The lawsuit against L.A. County said first responders shared horrendous photos of victims of the 2020 helicopter crash that killed nine people, including Kobe Bryant and his 13-year-old daughter, Gianna. The victims were traveling via helicopter when it crashed into a Calabasas hillside area northwest of Los Angeles. There were no survivors.
Jurors agreed that L.A. deputies and firefighters responded to the grisly scene and took photos, with some sharing them, and violated the privacy of Vanessa Bryant. The widow said she suffered tremendous emotional distress after learning first responders took photos of the sickening remains of her late husband and teenage daughter.

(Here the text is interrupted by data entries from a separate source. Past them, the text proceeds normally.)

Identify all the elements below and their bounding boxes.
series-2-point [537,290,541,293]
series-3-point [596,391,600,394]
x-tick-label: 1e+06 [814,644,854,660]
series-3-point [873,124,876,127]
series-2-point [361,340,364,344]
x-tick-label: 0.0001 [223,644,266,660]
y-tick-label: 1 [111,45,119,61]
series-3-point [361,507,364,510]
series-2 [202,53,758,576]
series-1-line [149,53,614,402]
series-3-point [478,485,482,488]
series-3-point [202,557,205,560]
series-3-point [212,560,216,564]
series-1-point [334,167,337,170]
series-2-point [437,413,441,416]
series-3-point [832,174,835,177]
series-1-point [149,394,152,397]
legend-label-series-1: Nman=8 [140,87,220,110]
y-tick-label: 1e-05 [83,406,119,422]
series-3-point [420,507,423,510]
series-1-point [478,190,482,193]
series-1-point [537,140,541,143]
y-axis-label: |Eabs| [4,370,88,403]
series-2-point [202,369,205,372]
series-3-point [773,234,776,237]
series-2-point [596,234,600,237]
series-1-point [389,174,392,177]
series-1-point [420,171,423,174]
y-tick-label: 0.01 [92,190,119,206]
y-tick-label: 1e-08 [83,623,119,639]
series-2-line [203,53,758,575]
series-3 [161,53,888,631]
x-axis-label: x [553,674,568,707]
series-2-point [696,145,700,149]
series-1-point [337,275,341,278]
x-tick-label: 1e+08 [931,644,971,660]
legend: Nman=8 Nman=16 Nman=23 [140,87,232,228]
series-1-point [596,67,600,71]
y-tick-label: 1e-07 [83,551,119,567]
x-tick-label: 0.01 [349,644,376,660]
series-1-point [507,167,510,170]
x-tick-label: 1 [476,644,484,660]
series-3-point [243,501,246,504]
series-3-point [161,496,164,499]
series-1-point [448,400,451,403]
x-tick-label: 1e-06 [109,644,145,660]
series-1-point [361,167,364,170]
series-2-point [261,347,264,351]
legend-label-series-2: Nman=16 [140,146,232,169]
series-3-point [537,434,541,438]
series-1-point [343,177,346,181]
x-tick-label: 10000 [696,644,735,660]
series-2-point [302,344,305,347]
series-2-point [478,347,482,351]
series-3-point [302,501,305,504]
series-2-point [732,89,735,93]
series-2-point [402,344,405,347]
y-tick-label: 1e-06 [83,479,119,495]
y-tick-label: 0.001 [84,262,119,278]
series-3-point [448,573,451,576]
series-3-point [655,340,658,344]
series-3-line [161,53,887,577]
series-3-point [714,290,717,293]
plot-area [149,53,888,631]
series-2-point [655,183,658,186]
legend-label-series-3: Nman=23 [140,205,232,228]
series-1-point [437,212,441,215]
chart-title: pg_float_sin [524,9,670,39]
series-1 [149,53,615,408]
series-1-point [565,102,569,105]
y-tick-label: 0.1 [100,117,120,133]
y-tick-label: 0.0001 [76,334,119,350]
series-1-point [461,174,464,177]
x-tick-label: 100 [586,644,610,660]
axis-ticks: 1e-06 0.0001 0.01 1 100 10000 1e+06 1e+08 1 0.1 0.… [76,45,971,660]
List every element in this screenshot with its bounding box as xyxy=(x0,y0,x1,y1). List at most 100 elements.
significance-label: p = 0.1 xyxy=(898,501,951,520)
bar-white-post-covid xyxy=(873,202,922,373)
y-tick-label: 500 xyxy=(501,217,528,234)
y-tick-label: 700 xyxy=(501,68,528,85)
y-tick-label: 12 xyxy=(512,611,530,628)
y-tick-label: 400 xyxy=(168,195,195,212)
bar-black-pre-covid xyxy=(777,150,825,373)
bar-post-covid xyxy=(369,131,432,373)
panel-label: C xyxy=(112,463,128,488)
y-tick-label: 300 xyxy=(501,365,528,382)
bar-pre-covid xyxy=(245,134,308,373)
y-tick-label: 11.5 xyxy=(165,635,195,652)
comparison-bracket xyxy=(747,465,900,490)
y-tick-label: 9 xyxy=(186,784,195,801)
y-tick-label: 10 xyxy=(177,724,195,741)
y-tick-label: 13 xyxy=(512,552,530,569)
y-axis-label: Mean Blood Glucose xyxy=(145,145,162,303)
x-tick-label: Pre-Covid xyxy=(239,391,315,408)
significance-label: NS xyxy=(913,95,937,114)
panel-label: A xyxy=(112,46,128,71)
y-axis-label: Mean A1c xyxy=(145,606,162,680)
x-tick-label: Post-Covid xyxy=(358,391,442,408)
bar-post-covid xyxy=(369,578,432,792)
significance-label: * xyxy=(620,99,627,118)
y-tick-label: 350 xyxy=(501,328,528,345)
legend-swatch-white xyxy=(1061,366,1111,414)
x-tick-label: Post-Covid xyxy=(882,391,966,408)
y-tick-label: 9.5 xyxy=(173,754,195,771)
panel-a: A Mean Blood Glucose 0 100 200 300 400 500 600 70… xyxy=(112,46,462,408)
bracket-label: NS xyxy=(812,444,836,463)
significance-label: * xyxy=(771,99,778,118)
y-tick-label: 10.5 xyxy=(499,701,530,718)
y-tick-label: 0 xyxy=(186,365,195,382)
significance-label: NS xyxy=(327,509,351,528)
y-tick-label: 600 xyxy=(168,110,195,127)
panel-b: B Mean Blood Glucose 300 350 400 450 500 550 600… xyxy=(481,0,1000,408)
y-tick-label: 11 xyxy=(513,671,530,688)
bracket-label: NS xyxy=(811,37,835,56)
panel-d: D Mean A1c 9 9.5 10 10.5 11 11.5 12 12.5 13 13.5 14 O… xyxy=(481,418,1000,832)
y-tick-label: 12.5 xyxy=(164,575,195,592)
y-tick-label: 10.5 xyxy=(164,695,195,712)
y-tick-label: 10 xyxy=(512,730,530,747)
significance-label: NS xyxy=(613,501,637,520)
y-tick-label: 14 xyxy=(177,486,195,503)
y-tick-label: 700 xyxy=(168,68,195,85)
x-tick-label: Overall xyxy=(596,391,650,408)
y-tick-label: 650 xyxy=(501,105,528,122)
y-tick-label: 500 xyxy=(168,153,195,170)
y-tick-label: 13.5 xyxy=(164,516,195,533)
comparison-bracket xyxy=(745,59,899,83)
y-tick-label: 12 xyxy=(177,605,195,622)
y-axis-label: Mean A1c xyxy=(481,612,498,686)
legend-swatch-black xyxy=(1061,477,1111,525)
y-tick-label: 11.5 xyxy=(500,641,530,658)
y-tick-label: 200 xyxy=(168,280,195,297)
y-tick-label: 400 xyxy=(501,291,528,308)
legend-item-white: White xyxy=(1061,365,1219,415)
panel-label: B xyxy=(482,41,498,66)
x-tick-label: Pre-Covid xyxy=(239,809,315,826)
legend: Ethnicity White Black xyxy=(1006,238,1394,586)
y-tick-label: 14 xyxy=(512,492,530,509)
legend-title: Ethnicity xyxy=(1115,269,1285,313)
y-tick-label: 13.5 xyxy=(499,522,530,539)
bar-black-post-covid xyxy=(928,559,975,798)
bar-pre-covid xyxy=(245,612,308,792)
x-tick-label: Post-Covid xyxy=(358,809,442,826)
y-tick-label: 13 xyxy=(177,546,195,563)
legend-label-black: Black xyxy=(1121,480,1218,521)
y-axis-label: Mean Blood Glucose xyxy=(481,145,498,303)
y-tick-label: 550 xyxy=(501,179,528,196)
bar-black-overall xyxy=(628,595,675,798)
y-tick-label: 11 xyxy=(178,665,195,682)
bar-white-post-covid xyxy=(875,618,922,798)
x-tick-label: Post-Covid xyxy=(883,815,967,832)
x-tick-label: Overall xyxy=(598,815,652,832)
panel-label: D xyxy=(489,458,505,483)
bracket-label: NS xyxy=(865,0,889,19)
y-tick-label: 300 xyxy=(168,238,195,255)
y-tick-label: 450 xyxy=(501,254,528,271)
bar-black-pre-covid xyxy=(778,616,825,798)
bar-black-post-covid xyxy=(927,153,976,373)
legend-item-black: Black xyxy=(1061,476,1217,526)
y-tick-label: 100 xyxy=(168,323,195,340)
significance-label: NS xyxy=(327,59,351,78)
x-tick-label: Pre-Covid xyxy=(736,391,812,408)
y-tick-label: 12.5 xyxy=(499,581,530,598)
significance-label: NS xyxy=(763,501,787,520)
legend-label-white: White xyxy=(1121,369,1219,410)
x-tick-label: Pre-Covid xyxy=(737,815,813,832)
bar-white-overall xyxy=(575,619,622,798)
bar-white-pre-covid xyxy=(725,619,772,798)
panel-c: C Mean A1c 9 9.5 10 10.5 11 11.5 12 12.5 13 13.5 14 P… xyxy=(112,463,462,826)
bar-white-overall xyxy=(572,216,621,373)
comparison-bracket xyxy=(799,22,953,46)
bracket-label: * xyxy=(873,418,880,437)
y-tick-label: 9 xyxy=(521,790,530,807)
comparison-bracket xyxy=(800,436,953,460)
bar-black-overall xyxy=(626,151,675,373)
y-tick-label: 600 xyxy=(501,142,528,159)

Mrs. Bryant sobbed when the guilty verdict was read in court.
Chester, who lost his wife and teenage daughter in the same tragic helicopter crash, was a plaintiff with Vanessa Bryant.
In speaking to the jury, Bryant’s attorney Luis Li said that the photos taken of the helicopter victims included bloody dismembered body parts and more, and they were never for public consumption.
They were “not public” and not “for deputies to share,” he said.
In his arguments, Li said Vanessa Bryant should receive $42.5 million and that Chester should receive $32.5 million for their emotional distress, both now and in the future, and invasion of privacy.
By the summer of 2020, Mrs. Bryant discovered that explicit photos were taken at the scene of the crash and were being shown to the public. These photos, she said in her lawsuit filed on September 20, 2020, were taken by first responders and shared among themselves and with others in public.
The L.A. Times discovered, during an investigation into the crash, that deputies had shown photos of the disturbing scene, including one instance in a bar with patrons. The lawsuit says a deputy trainee showed the images from a cell phone to numerous patrons at a Norwalk bar.
During the trial, Key witnesses testified that they saw these disturbing photos in a Norwalk, California, bar. A bar patron testified he felt “betrayed” when an L.A. Sheriff's Deputy showed the disturbing photos of Bryant's dead body and body parts to bartender Victor Gutierrez, who then went from table to table, telling patrons and staff about the photos. L.A. Deputy Sheriff Joey Cruz was a friend of Gutierrez’s and showed him the photos at the bar.
Surveillance video from the bar was shown to the jury, where both Cruz and Gutierrez were seen looking at numerous photos. In the video, after a few moments, both Cruz and Gutierrez could be seen laughing. When asked about the photos he saw, the bartender said, "there were just parts.”
The video then showed the bartender with cooks, other staff, and about five tables of patrons, pointing to his own body and ostensibly describing the viewings.
Bar patron Ralph Mendez Jr., a Norwalk real estate investor, filed a legal complaint after Gutierrez came to his table that night. He said Gutierrez told him what Cruz had shown him and that he "sounded very excited.” In his complaint, Mendez wrote, “There was a Deputy at Baja California Bar and Grill who was at the Kobe Bryant crash site, showing photos of his decapitated body.”
The lawsuit considered the emotional turmoil of private, shocking photos of loved ones being shared by first responders with the public and among themselves, and about the violation of the plaintiffs' constitutional rights.
Last week during the trial, Vanessa Bryant told the court that she was extremely upset and anxious about the gory photos of her late husband and young daughter circulating among the public.
“I live in fear every day of being on social media and these popping up,” she said. “I live in fear of my daughters being on social media and these popping up.”
During closing arguments, attorney Li emotionally told the jury they must give justice to all the victims such as Payton Chester, Sarah Chester, Kobe Bryant and Gianna Bryant, who was “a 13-year-old girl.”
“It’s your turn to stand up and be heard,” Li told the jurors. This is “for every family who may face tragedy someday.”